Par une décision du 5 décembre 2014 (req. n°369522), le Conseil d’État a reconnu que, pour la demande de suspension formée contre un arrêté de cessibilité sur le fondement de l’article L. 521-1 du code de justice administrative, la condition d’urgence devait être regardée, en principe, comme remplie. Il a ainsi établi une véritable présomption d’urgence, qui ne peut être écartée que si l’expropriant justifie de circonstances particulières, telles qu’un intérêt public s’attachant à la réalisation rapide du projet.

Les requérants avaient demandé au juge des référés du Tribunal Administratif de Melun de suspendre trois décisions distinctes, correspondant à trois étapes de la même opération d’expropriation : la déclaration d’utilité publique (DUP) portant sur l’acquisition d’une parcelle leur appartenant en vue de permettre la réalisation de logement sociaux, la délibération du conseil municipal sollicitant cette DUP et l’arrêté de cessibilité. Ces demandes étaient à la fois formées sur les dispositions « générales » de l’article L. 521-1 du code de justice administrative et sur celles des articles L. 554-11 et 554-12 du même code, portant sur les demandes de suspension des décisions prises après conclusions défavorables du commissaire-enquêteur ou en l’absence d’étude d’impact. Ces demandes ayant été rejetées par le juge des référés du Tribunal Administratif, les requérants ont saisi le Conseil d’État.

En ce qui concerne la demande de suspension formée contre la DUP, le Conseil d’État a constaté que cette décision avait été annulée par le tribunal administratif statuant au fond, postérieurement au pourvoi. Il en a logiquement déduit que les conclusions des requérants étaient, sur ce point, devenues sans objet et qu’il n’y avait donc pas lieu de statuer. En ce qui concerne la demande de suspension formée contre la délibération du conseil municipal sollicitant du préfet une DUP, le Conseil d’État a rappelé qu’une telle décision revêtait le caractère d’une mesure préparatoire, insusceptible de recours.
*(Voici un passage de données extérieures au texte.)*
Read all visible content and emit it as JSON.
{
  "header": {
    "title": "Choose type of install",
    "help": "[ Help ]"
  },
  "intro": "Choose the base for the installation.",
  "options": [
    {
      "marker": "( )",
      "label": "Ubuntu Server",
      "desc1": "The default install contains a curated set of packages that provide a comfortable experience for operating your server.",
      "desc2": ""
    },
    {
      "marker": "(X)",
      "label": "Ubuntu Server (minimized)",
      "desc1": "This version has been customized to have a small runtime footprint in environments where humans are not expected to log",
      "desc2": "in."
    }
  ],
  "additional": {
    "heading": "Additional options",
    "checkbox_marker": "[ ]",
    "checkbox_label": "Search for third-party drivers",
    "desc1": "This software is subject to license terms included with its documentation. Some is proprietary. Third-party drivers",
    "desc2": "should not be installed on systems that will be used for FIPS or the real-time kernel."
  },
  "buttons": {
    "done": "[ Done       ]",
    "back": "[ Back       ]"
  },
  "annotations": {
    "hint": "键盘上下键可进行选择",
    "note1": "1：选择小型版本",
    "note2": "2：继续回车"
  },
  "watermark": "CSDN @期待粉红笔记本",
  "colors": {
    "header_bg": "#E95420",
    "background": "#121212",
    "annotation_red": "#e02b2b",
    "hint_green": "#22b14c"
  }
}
La demande de suspension formée contre cette délibération était ainsi, en tout état de cause, irrecevable.

La décision du Conseil d’État en plus intéressante en ce qui concerne la demande de suspension formée contre l’arrêté de cessibilité, qui avait été rejetée par le juge des référés du Tribunal Administratif pour défaut d’urgence.

Il convient de rappeler que les dispositions de l’article L. 521-1 du code de justice administrative subordonnent la suspension d’une décision administrative faisant l’objet d’une requête en annulation ou en réformation à la démonstration, d’une part, d’une urgence et, d’autre part, d’un doute sérieux quant à la légalité de la décision. La condition d’urgence implique que le requérant démontre que la décision dont il demande la suspension préjudicie de manière suffisamment grave et immédiate à un intérêt public, à sa situation ou aux intérêts qu’il entend défendre (CE, Section, 19 janvier 2001, Confédération nationale des radios libres, n°228815). Cette démonstration est généralement délicate, à l’exception des hypothèses où la condition d’urgence est présumée remplie.

Dans sa décision du 5 décembre 2014, le Conseil d’État considère précisément « qu’eu égard à l’objet d’un arrêté de cessibilité, à ses effets pour les propriétaires concernés et à la brièveté du délai susceptible de s’écouler entre sa transmission au juge de l’expropriation, pouvant intervenir à tout moment, et l’ordonnance de ce dernier envoyant l’expropriant en possession, la condition d’urgence à laquelle est subordonné l’octroi d’une mesure de suspension en application de l’article L. 521-1 du code de justice administrative doit être regardée, en principe, comme remplie ». Il ajoute « qu’il peut toutefois en aller autrement dans le cas où l’expropriant justifie de circonstances particulières, en particulier si un intérêt public s’attache à la réalisation rapide du projet qui a donné lieu à l’expropriation ».

Ce régime est donc particulièrement favorable au requérant, qui n’aura pas à démontrer que la condition d’urgence est remplie. Il appartiendra, au contraire, à l’expropriant de justifier de circonstances particulières liées à une nécessité de réaliser rapidement le projet d’expropriation (c’est-à-dire, en quelque sorte, d’une « urgence à ne pas suspendre » la décision). Cette présomption rappelle celle existant pour les demandes de suspension formées contre un permis de construire : si la condition d’urgence doit en principe être constatée lorsque les travaux autorisés vont commencer ou ont déjà commencé sans pour autant être achevés, il en va autrement lorsque le bénéficiaire du permis démontre qu’un intérêt public s’attache à la réalisation de ces travaux (pour un exemple récent : CE, 8 juillet 2015, SARL Pompes Funèbres Lexoviennes, req. n°385043).